これを上回る中長期の費用については、当面、国債発行で調達するしかない。その際、重要なのは、「国債発行を先行させるとしても、数年後には“復興目的税”を設けて償還財源に充てることを決めておく必要がある」(土居丈朗・慶応義塾大学教授)という点だ。

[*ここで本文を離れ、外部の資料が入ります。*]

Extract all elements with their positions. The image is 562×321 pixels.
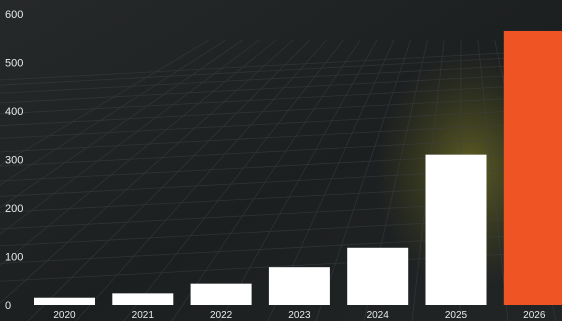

国債や地方債などを合計した日本の政府債務の残高は、すでに900兆円に達する。GDP比で2倍近く、先進国で飛び抜けて高い水準であることは周知のとおり。無節操な国債増発に走れば、国債価格がいつ暴落してもおかしくない。政府・与党内には、“禁じ手”である日本銀行による国債引き受け案も浮上しているが、これは絶対に避けるべきだ。

東京大学大学院の井堀利宏教授は、「国債発行と同時に、この際、将来の消費税率の引き上げを決めてしまうべきだ」と言う。

国債を発行する場合、現状の枠組みでは、道路、港湾などのインフラ復興に充当する分は建設国債、それ以外の分は赤字国債ということになる。だが、復旧・復興のための国債は、現行の60年よりも短期の償還を明確にし、別勘定にしたらどうか。

中央大学法科大学院の森信茂樹教授は、「復興債という新しい概念の国債を発行し、数年後からは、それに見合った税収を確保するため、所得税と法人税に時限的に付加税を課すのが望ましい」と主張する。たとえば、復興債を5年間で計10兆円発行したとする。所得税と法人税合計の税収は、10年度予算ベースで約20兆円。税率引き上げなどで10%の付加税を課せば、毎年2兆円程度の税収が得られる。5年間の臨時増税で復興債10兆円の償還を賄える計算だ。